The government will rake in nearly £25bn in “sin taxes”on tobacco, alcohol and sugar in 2018
The UK government will make a total of £24.7bn from so-called “sin taxes” by 2018, more than offsetting the cost smokers, drinkers and the obese have on the taxpayer, a new report suggests.
With high levels of taxation imposed on “sin” industries, policymakers are ignoring the UK’s ageing population, which is the real threat to the healthcare system, the Institute of Economic Affairs (IEA) said in a study out today.

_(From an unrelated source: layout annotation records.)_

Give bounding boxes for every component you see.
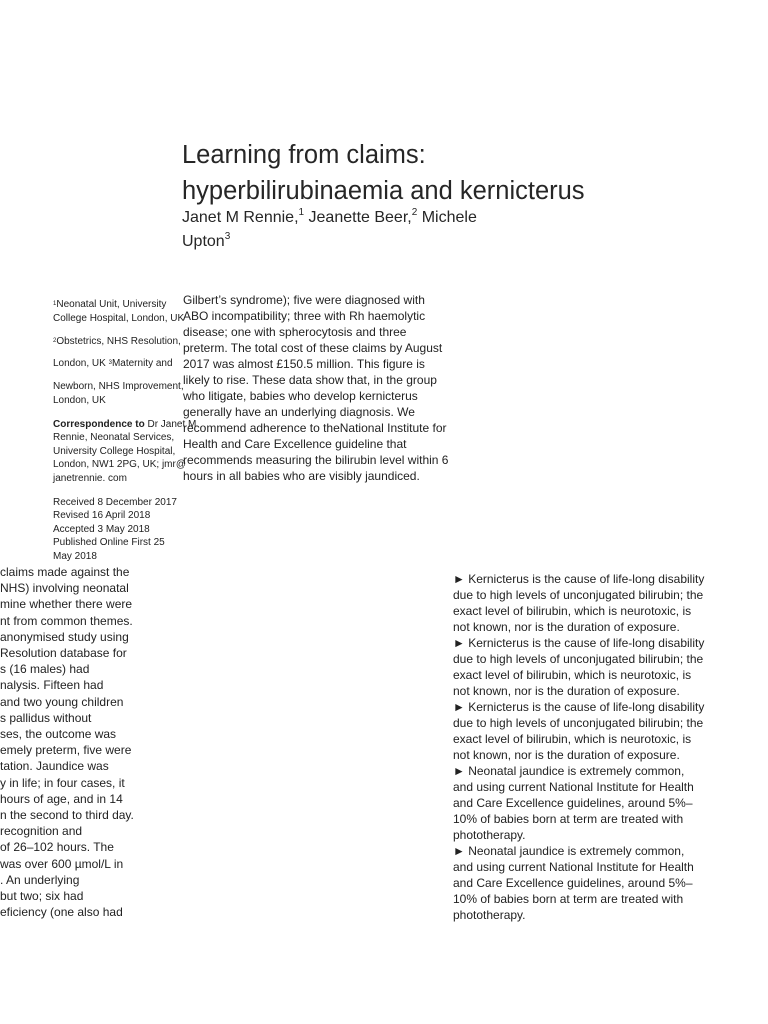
affiliation-1-line-1: Neonatal Unit, University <box>56 299 167 310</box>
key-message-line: 10% of babies born at term are treated with <box>453 892 684 906</box>
clipped-line: of 26–102 hours. The <box>0 840 114 855</box>
abstract-continuation <box>183 292 453 484</box>
author-sup-3: 3 <box>224 231 231 242</box>
title-line-2: hyperbilirubinaemia and kernicterus <box>182 177 585 206</box>
accepted-date: Accepted 3 May 2018 <box>53 523 150 535</box>
correspondence-line-4: London, NW1 2PG, UK; jmr@ <box>53 459 186 471</box>
key-message-line: ► Kernicterus is the cause of life-long disability <box>453 636 705 650</box>
abstract-line: disease; one with spherocytosis and three <box>183 325 407 339</box>
affiliation-2-line-1: Obstetrics, NHS Resolution, <box>56 336 181 348</box>
affiliation-2 <box>53 335 203 370</box>
key-message-line: not known, nor is the duration of exposure. <box>453 620 680 634</box>
key-messages <box>453 571 753 923</box>
abstract-line: recommends measuring the bilirubin level within 6 <box>183 453 449 467</box>
article-title <box>182 137 742 209</box>
affiliation-1 <box>53 298 203 325</box>
clipped-line: and two young children <box>0 694 124 709</box>
correspondence-line-5: janetrennie. com <box>53 472 127 484</box>
clipped-line: but two; six had <box>0 889 84 904</box>
abstract-clipped-column <box>0 564 150 920</box>
author-michele: Michele <box>417 209 477 226</box>
correspondence <box>53 418 203 486</box>
key-message-item <box>453 699 753 763</box>
author-sup-1: 1 <box>298 207 305 218</box>
clipped-line: ses, the outcome was <box>0 727 117 742</box>
key-message-line: and using current National Institute for Health <box>453 780 694 794</box>
affiliation-3-line-1: Maternity and <box>111 357 173 369</box>
key-message-item <box>453 571 753 635</box>
author-line-1 <box>182 206 542 230</box>
clipped-line: tation. Jaundice was <box>0 759 109 774</box>
published-date-line-2: May 2018 <box>53 550 97 562</box>
clipped-line: mine whether there were <box>0 597 133 612</box>
key-message-line: ► Kernicterus is the cause of life-long disability <box>453 700 705 714</box>
affiliations-sidebar <box>53 298 203 564</box>
author-rennie: Janet M Rennie, <box>182 209 299 226</box>
article-history <box>53 496 203 564</box>
title-line-1: Learning from claims: <box>182 141 426 170</box>
key-message-line: and Care Excellence guidelines, around 5%– <box>453 876 693 890</box>
clipped-line: eficiency (one also had <box>0 905 123 920</box>
revised-date: Revised 16 April 2018 <box>53 510 151 522</box>
received-date: Received 8 December 2017 <box>53 496 177 508</box>
abstract-line: Gilbert’s syndrome); five were diagnosed with <box>183 293 425 307</box>
correspondence-line-3: University College Hospital, <box>53 445 176 457</box>
key-message-line: not known, nor is the duration of exposure. <box>453 748 680 762</box>
affiliation-2-line-2: London, UK <box>53 357 106 369</box>
affiliation-2-sup: 2 <box>53 338 57 345</box>
affiliation-3 <box>53 380 203 407</box>
clipped-line: s pallidus without <box>0 710 92 725</box>
key-message-line: due to high levels of unconjugated bilirubin; the <box>453 716 704 730</box>
clipped-line: claims made against the <box>0 565 130 579</box>
key-message-line: not known, nor is the duration of exposure. <box>453 684 680 698</box>
key-message-item <box>453 763 753 843</box>
key-message-line: and using current National Institute for Health <box>453 860 694 874</box>
abstract-line: 2017 was almost £150.5 million. This figure is <box>183 357 425 371</box>
clipped-line: s (16 males) had <box>0 662 90 677</box>
author-list <box>182 206 542 254</box>
abstract-line: Health and Care Excellence guideline that <box>183 437 407 451</box>
clipped-line: y in life; in four cases, it <box>0 775 125 790</box>
abstract-line: recommend adherence to theNational Institute for <box>183 421 447 435</box>
affiliation-3-line-2: Newborn, NHS Improvement, <box>53 381 184 393</box>
key-message-line: phototherapy. <box>453 908 526 922</box>
clipped-line: was over 600 µmol/L in <box>0 856 124 871</box>
key-message-line: 10% of babies born at term are treated with <box>453 812 684 826</box>
affiliation-1-sup: 1 <box>53 301 57 307</box>
key-message-line: exact level of bilirubin, which is neurotoxic, is <box>453 604 692 618</box>
clipped-line: recognition and <box>0 824 83 839</box>
author-line-2 <box>182 230 542 254</box>
clipped-line: nalysis. Fifteen had <box>0 678 104 693</box>
author-beer: Jeanette Beer, <box>304 209 412 226</box>
clipped-line: n the second to third day. <box>0 808 134 823</box>
correspondence-label: Correspondence to <box>53 418 145 430</box>
key-message-line: and Care Excellence guidelines, around 5%– <box>453 796 693 810</box>
key-message-line: exact level of bilirubin, which is neurotoxic, is <box>453 668 692 682</box>
abstract-line: preterm. The total cost of these claims by August <box>183 341 443 355</box>
author-upton: Upton <box>182 233 225 250</box>
affiliation-3-line-3: London, UK <box>53 394 106 406</box>
author-sup-2: 2 <box>411 207 418 218</box>
abstract-line: ABO incompatibility; three with Rh haemolytic <box>183 309 426 323</box>
key-message-line: ► Neonatal jaundice is extremely common, <box>453 764 685 778</box>
correspondence-line-2: Rennie, Neonatal Services, <box>53 432 175 444</box>
clipped-line: . An underlying <box>0 872 80 887</box>
affiliation-1-line-2: College Hospital, London, UK <box>53 312 185 324</box>
key-message-line: ► Kernicterus is the cause of life-long disability <box>453 572 705 586</box>
key-message-line: phototherapy. <box>453 828 526 842</box>
correspondence-line-1: Dr Janet M <box>144 418 197 430</box>
abstract-line: hours in all babies who are visibly jaundiced. <box>183 469 420 483</box>
abstract-line: generally have an underlying diagnosis. We <box>183 405 415 419</box>
key-message-line: ► Neonatal jaundice is extremely common, <box>453 844 685 858</box>
clipped-line: anonymised study using <box>0 629 129 644</box>
clipped-line: Resolution database for <box>0 646 127 661</box>
published-date-line-1: Published Online First 25 <box>53 537 165 549</box>
key-message-item <box>453 635 753 699</box>
abstract-line: likely to rise. These data show that, in the group <box>183 373 437 387</box>
abstract-line: who litigate, babies who develop kernicterus <box>183 389 418 403</box>
clipped-line: nt from common themes. <box>0 613 133 628</box>
clipped-line: hours of age, and in 14 <box>0 791 123 806</box>
affiliation-3-sup: 3 <box>108 359 112 366</box>
key-message-line: due to high levels of unconjugated bilirubin; the <box>453 588 704 602</box>
key-message-line: due to high levels of unconjugated bilirubin; the <box>453 652 704 666</box>
key-message-item <box>453 843 753 923</box>
clipped-line: NHS) involving neonatal <box>0 581 129 596</box>
clipped-line: emely preterm, five were <box>0 743 132 758</box>
key-message-line: exact level of bilirubin, which is neurotoxic, is <box>453 732 692 746</box>
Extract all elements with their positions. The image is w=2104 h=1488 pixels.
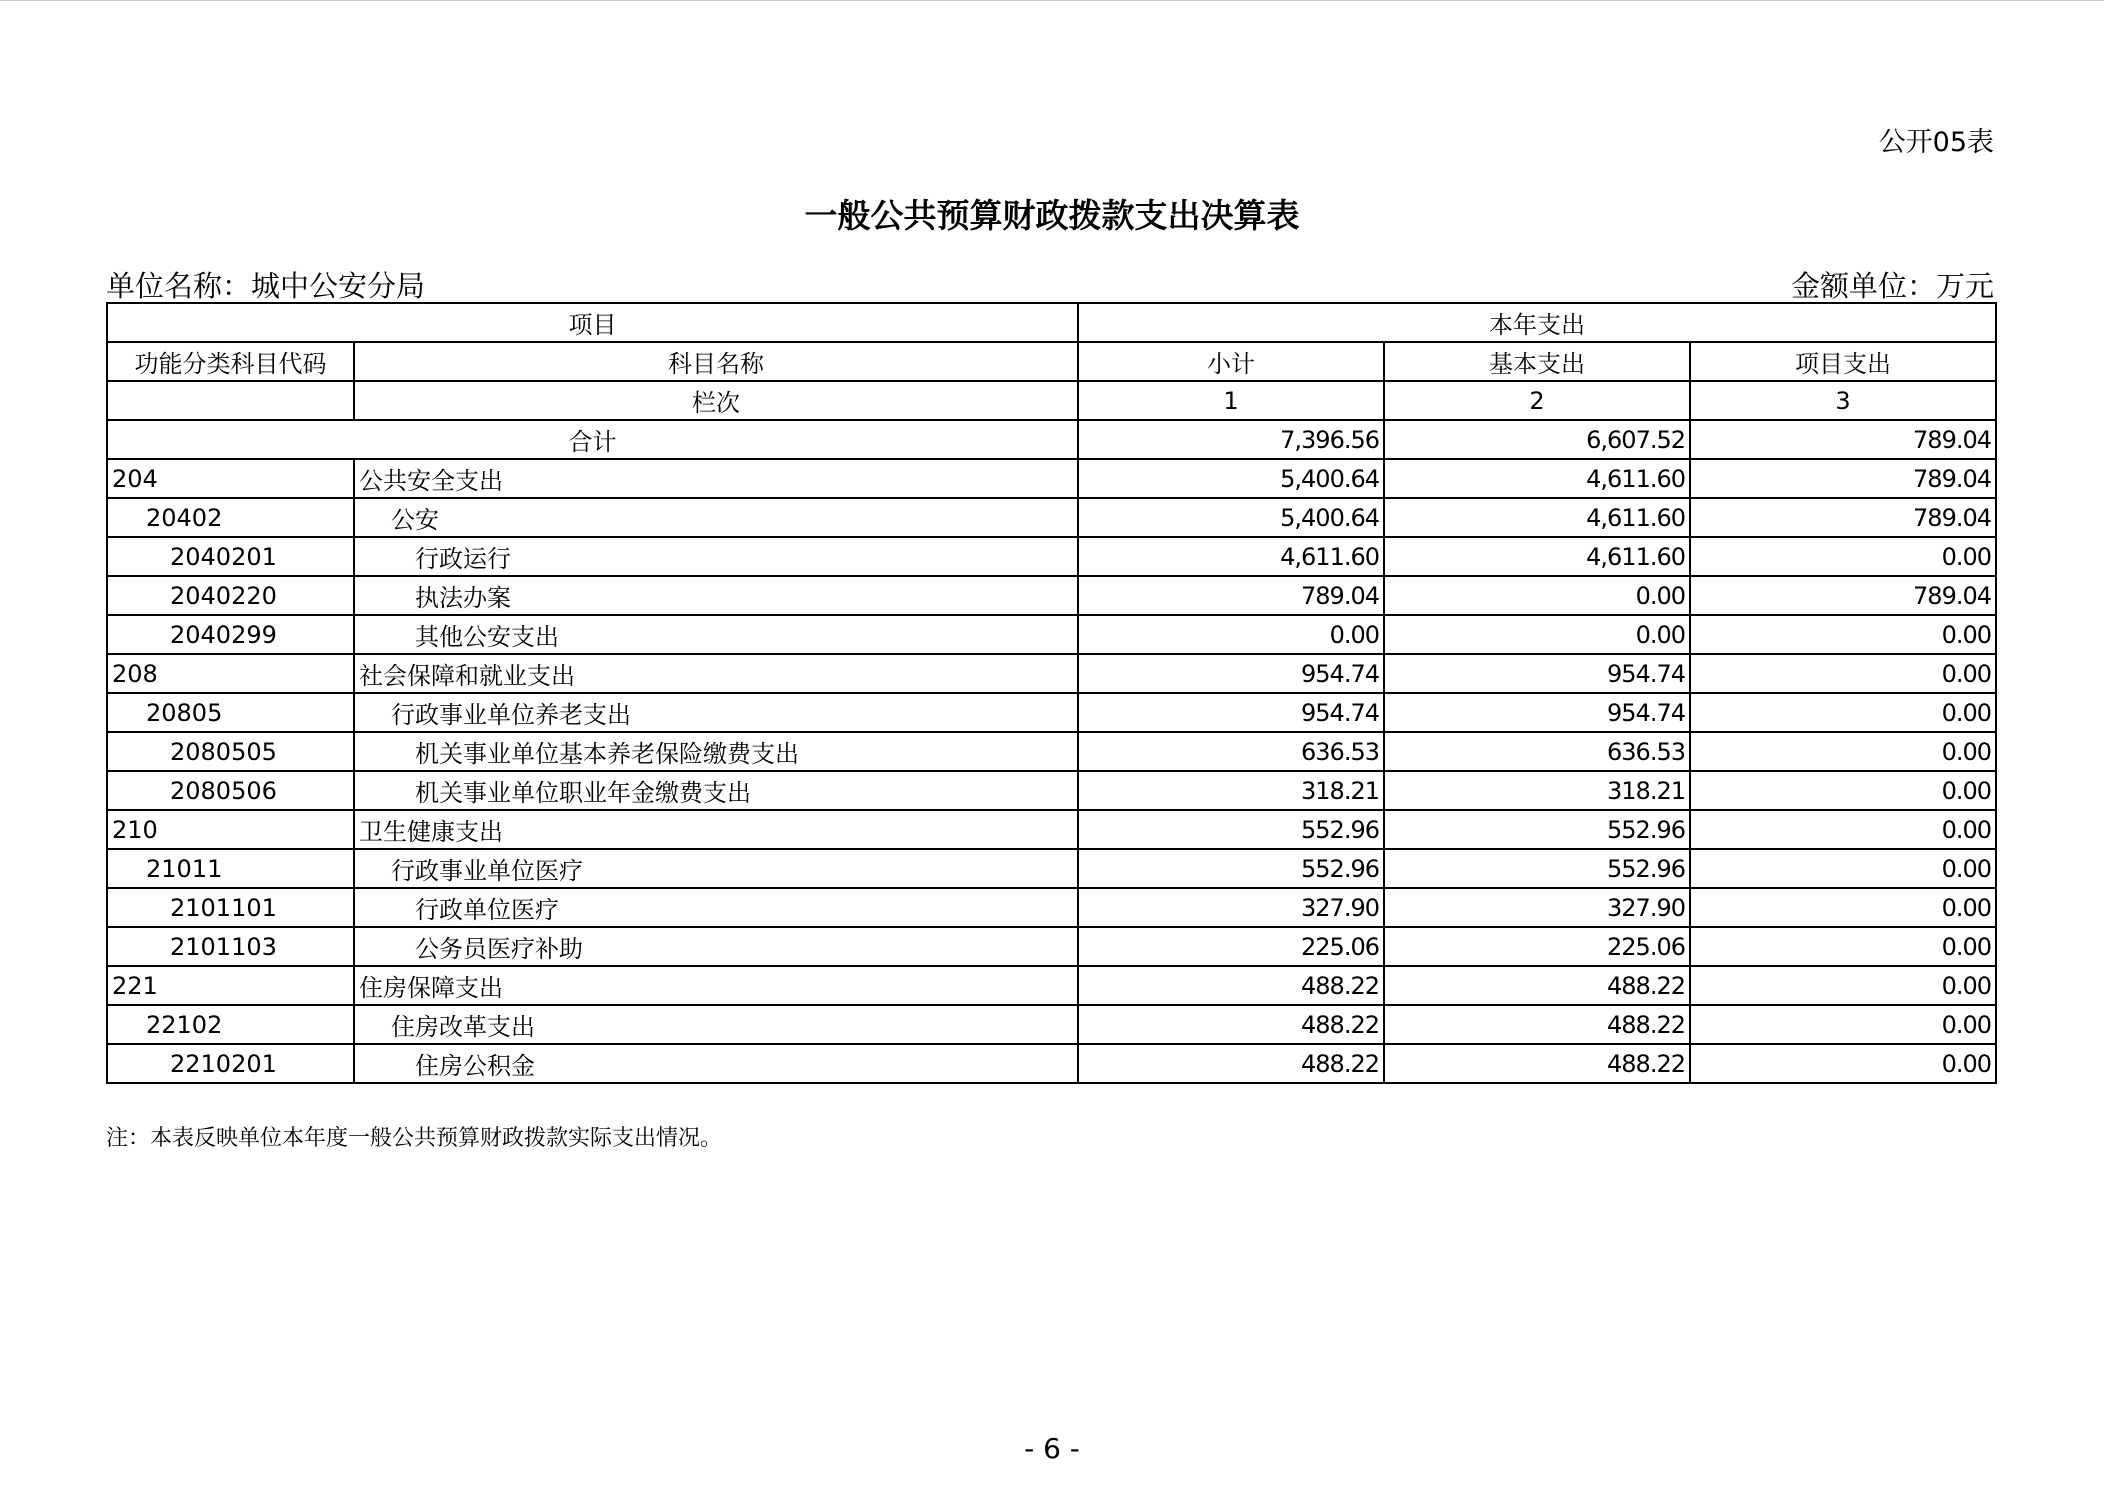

The government takes £9.5bn annually in tobacco duties, like the floor price on cigarette packs, while it spends just £3.6bn treating smoking-related diseases on the NHS and up to £1bn collecting cigarette butts and extinguishing smoking-related fires.
For drinking, the gross cost to public services is about the same at £4.6bn a year. Meanwhile, the government brings in £10.7bn annually in alcohol duties.
Obesity currently incurs a net cost to the taxpayer of £2.5bn a year. With the sugar tax expected to raise £500m a year once it comes into effect next year, this will fall to a cost of £2bn.
“We are constantly being told that people who choose to drink, smoke or eat too much are a burden on the UK taxpayer. This is one reason why we have seen such aggressive hikes in taxes on alcohol, smoking and very soon, a tax on sugar. But the justification for these taxes is based on an illusion,” said Christopher Snowdon, head of lifestyle economics at the IEA and author of the report.
Snowdon said:
A careful consideration of the evidence shows that the popular belief that costs will fall if people live healthier and for longer is false.
While it’s good that we now have longer life expectancies, policymakers must now address how we tackle the financial consequences of the ageing population rather than pointing the finger elsewhere.